This paper explores the different meanings of social cohesion in historical and contemporary societies and identifies some different ‘regimes of social cohesion’, and their characteristics, that can be found in western and east Asian societies. It adopts a mixed-method and interdisciplinary approach, drawing on the literatures in comparative historical sociology and comparative political economy, and using both qualitative, logical comparative methods, and quantitative statistical analysis.
In the first section of the paper we analyse the constituents of social cohesion which are specified in different definitions-in-use in policy and contemporary academic writing. This leads to a definition of social cohesion which is non-normative and non-exclusive and which can be used in empirical analysis.

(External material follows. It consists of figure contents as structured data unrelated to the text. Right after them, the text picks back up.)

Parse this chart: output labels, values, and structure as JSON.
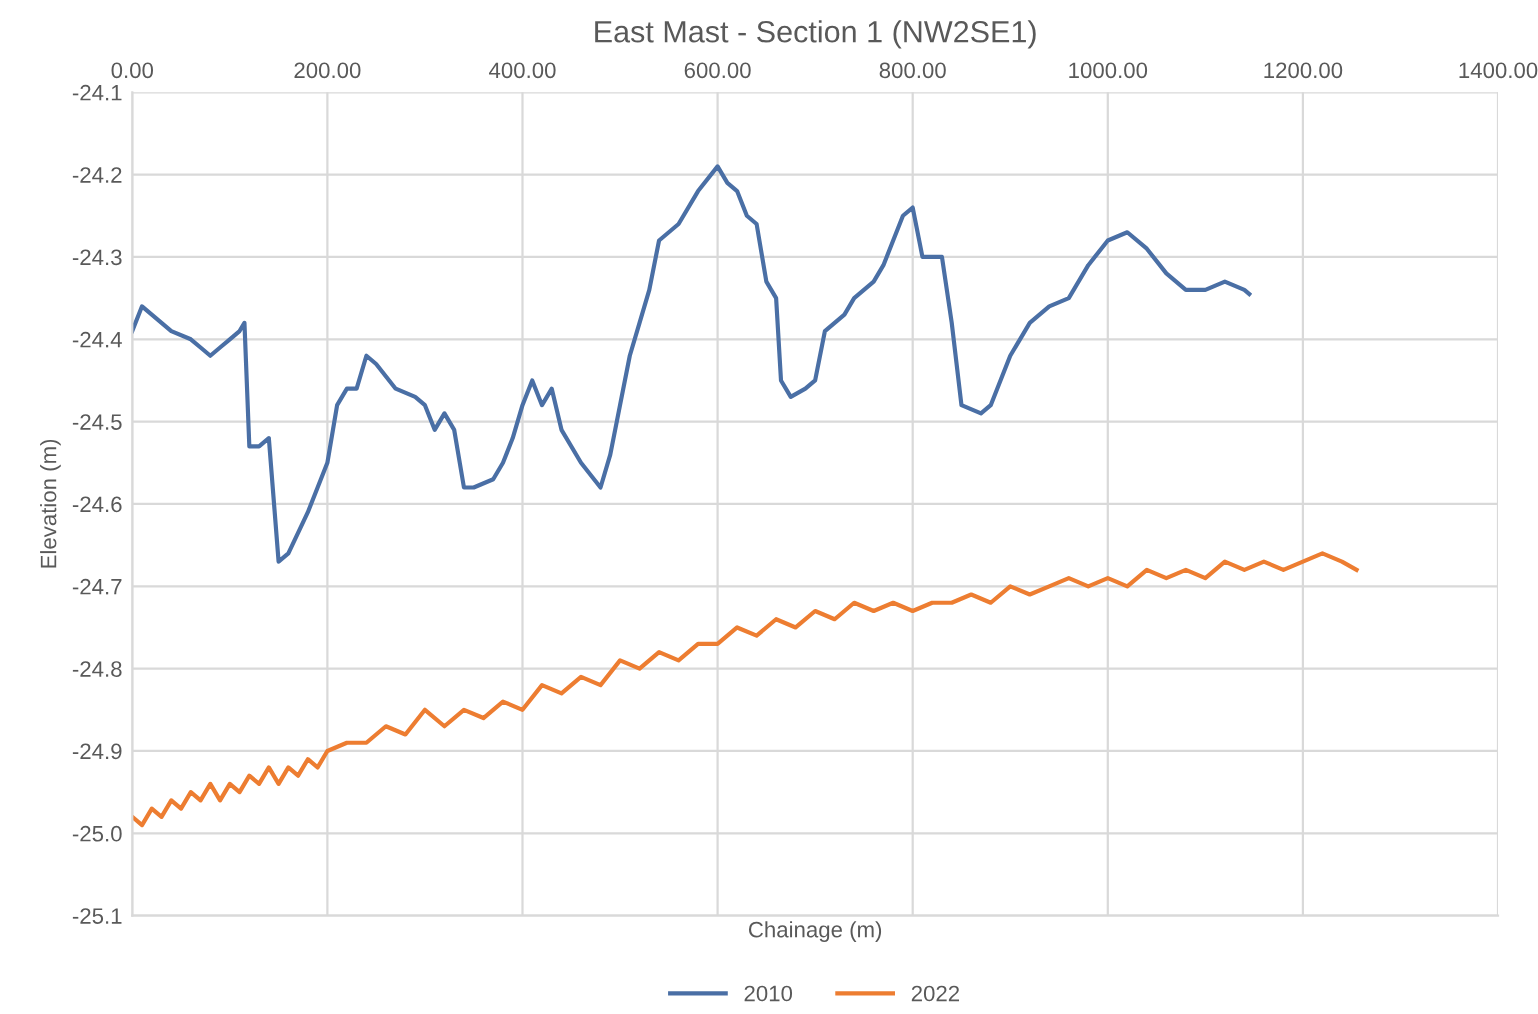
{
  "chart_data": {
    "type": "line",
    "title": "East Mast - Section 1 (NW2SE1)",
    "xlabel": "Chainage (m)",
    "ylabel": "Elevation (m)",
    "xlim": [
      0,
      1400
    ],
    "xticks": [
      {
        "value": 0,
        "label": "0.00"
      },
      {
        "value": 200,
        "label": "200.00"
      },
      {
        "value": 400,
        "label": "400.00"
      },
      {
        "value": 600,
        "label": "600.00"
      },
      {
        "value": 800,
        "label": "800.00"
      },
      {
        "value": 1000,
        "label": "1000.00"
      },
      {
        "value": 1200,
        "label": "1200.00"
      },
      {
        "value": 1400,
        "label": "1400.00"
      }
    ],
    "ylim": [
      -25.1,
      -24.1
    ],
    "yticks": [
      {
        "value": -25.1,
        "label": "-25.1"
      },
      {
        "value": -25.0,
        "label": "-25.0"
      },
      {
        "value": -24.9,
        "label": "-24.9"
      },
      {
        "value": -24.8,
        "label": "-24.8"
      },
      {
        "value": -24.7,
        "label": "-24.7"
      },
      {
        "value": -24.6,
        "label": "-24.6"
      },
      {
        "value": -24.5,
        "label": "-24.5"
      },
      {
        "value": -24.4,
        "label": "-24.4"
      },
      {
        "value": -24.3,
        "label": "-24.3"
      },
      {
        "value": -24.2,
        "label": "-24.2"
      },
      {
        "value": -24.1,
        "label": "-24.1"
      }
    ],
    "grid": true,
    "legend": "bottom",
    "marker": "none",
    "line_style": "solid",
    "series": [
      {
        "name": "2010",
        "color": "#4a6fa5",
        "x": [
          0,
          10,
          20,
          40,
          60,
          70,
          80,
          90,
          100,
          110,
          115,
          120,
          130,
          140,
          150,
          160,
          180,
          190,
          200,
          210,
          220,
          230,
          240,
          250,
          270,
          290,
          300,
          310,
          320,
          330,
          340,
          350,
          370,
          380,
          390,
          400,
          410,
          420,
          430,
          440,
          460,
          480,
          490,
          500,
          510,
          520,
          530,
          540,
          560,
          580,
          600,
          610,
          620,
          630,
          640,
          650,
          660,
          665,
          675,
          690,
          700,
          710,
          730,
          740,
          760,
          770,
          790,
          800,
          810,
          830,
          840,
          850,
          870,
          880,
          900,
          920,
          940,
          960,
          980,
          1000,
          1020,
          1040,
          1060,
          1080,
          1100,
          1120,
          1140,
          1145
        ],
        "values": [
          -24.39,
          -24.36,
          -24.37,
          -24.39,
          -24.4,
          -24.41,
          -24.42,
          -24.41,
          -24.4,
          -24.39,
          -24.38,
          -24.53,
          -24.53,
          -24.52,
          -24.67,
          -24.66,
          -24.61,
          -24.58,
          -24.55,
          -24.48,
          -24.46,
          -24.46,
          -24.42,
          -24.43,
          -24.46,
          -24.47,
          -24.48,
          -24.51,
          -24.49,
          -24.51,
          -24.58,
          -24.58,
          -24.57,
          -24.55,
          -24.52,
          -24.48,
          -24.45,
          -24.48,
          -24.46,
          -24.51,
          -24.55,
          -24.58,
          -24.54,
          -24.48,
          -24.42,
          -24.38,
          -24.34,
          -24.28,
          -24.26,
          -24.22,
          -24.19,
          -24.21,
          -24.22,
          -24.25,
          -24.26,
          -24.33,
          -24.35,
          -24.45,
          -24.47,
          -24.46,
          -24.45,
          -24.39,
          -24.37,
          -24.35,
          -24.33,
          -24.31,
          -24.25,
          -24.24,
          -24.3,
          -24.3,
          -24.38,
          -24.48,
          -24.49,
          -24.48,
          -24.42,
          -24.38,
          -24.36,
          -24.35,
          -24.31,
          -24.28,
          -24.27,
          -24.29,
          -24.32,
          -24.34,
          -24.34,
          -24.33,
          -24.34,
          -24.345
        ]
      },
      {
        "name": "2022",
        "color": "#ed7d31",
        "x": [
          0,
          10,
          20,
          30,
          40,
          50,
          60,
          70,
          80,
          90,
          100,
          110,
          120,
          130,
          140,
          150,
          160,
          170,
          180,
          190,
          200,
          220,
          240,
          260,
          280,
          300,
          320,
          340,
          360,
          380,
          400,
          420,
          440,
          460,
          480,
          500,
          520,
          540,
          560,
          580,
          600,
          620,
          640,
          660,
          680,
          700,
          720,
          740,
          760,
          780,
          800,
          820,
          840,
          860,
          880,
          900,
          920,
          940,
          960,
          980,
          1000,
          1020,
          1040,
          1060,
          1080,
          1100,
          1120,
          1140,
          1160,
          1180,
          1200,
          1220,
          1240,
          1255
        ],
        "values": [
          -24.98,
          -24.99,
          -24.97,
          -24.98,
          -24.96,
          -24.97,
          -24.95,
          -24.96,
          -24.94,
          -24.96,
          -24.94,
          -24.95,
          -24.93,
          -24.94,
          -24.92,
          -24.94,
          -24.92,
          -24.93,
          -24.91,
          -24.92,
          -24.9,
          -24.89,
          -24.89,
          -24.87,
          -24.88,
          -24.85,
          -24.87,
          -24.85,
          -24.86,
          -24.84,
          -24.85,
          -24.82,
          -24.83,
          -24.81,
          -24.82,
          -24.79,
          -24.8,
          -24.78,
          -24.79,
          -24.77,
          -24.77,
          -24.75,
          -24.76,
          -24.74,
          -24.75,
          -24.73,
          -24.74,
          -24.72,
          -24.73,
          -24.72,
          -24.73,
          -24.72,
          -24.72,
          -24.71,
          -24.72,
          -24.7,
          -24.71,
          -24.7,
          -24.69,
          -24.7,
          -24.69,
          -24.7,
          -24.68,
          -24.69,
          -24.68,
          -24.69,
          -24.67,
          -24.68,
          -24.67,
          -24.68,
          -24.67,
          -24.66,
          -24.67,
          -24.68
        ]
      }
    ]
  }
}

The second section seeks to identify the major historical traditions of writings about social cohesion and the social order in western sociology and political philosophy and the logics they imply as to the forces which bind society together.
Sections three and four review some historical evidence for social origins of different traditions of social cohesion in the West, and their subsequent patterns of evolution, based on ‘longue durée’ accounts of historical development and on ‘non-absolute’ notions of path dependency.

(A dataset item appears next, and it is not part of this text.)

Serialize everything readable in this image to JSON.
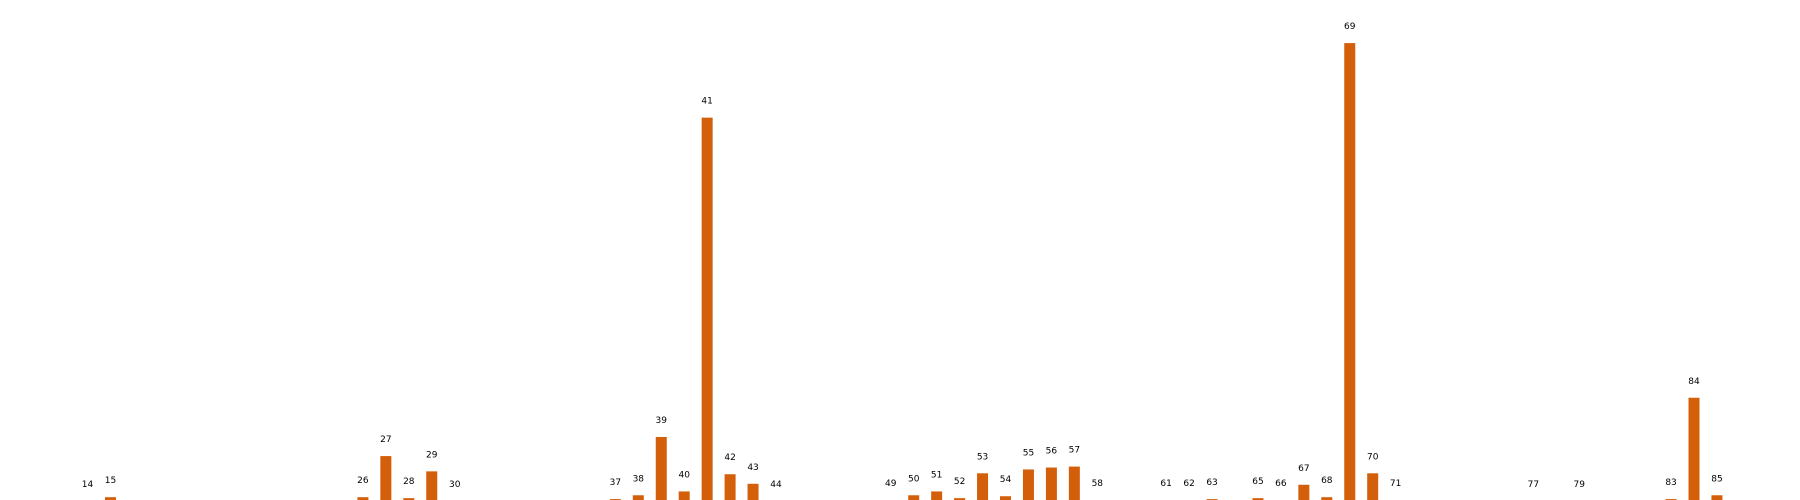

Section five uses the literature on ‘varieties of capitalism’ and ‘welfare state regimes’ to develop some provisional theories about different contemporary forms of social cohesion which may be found in particular regions – or clusters of countries – in the West and east Asia. We call these ‘regimes of social cohesion’, in the same way that Esping-Andersen (1990) refers to ‘welfare regimes’ and Michael Walzer (1997) to ‘regimes of toleration’. The last section of the paper uses international data on social attitudes and institutional characteristics to test empirically whether such regimes can be identified in terms of regions or country clusters which display particular sets of institutional characteristics and aggregate social attitudes.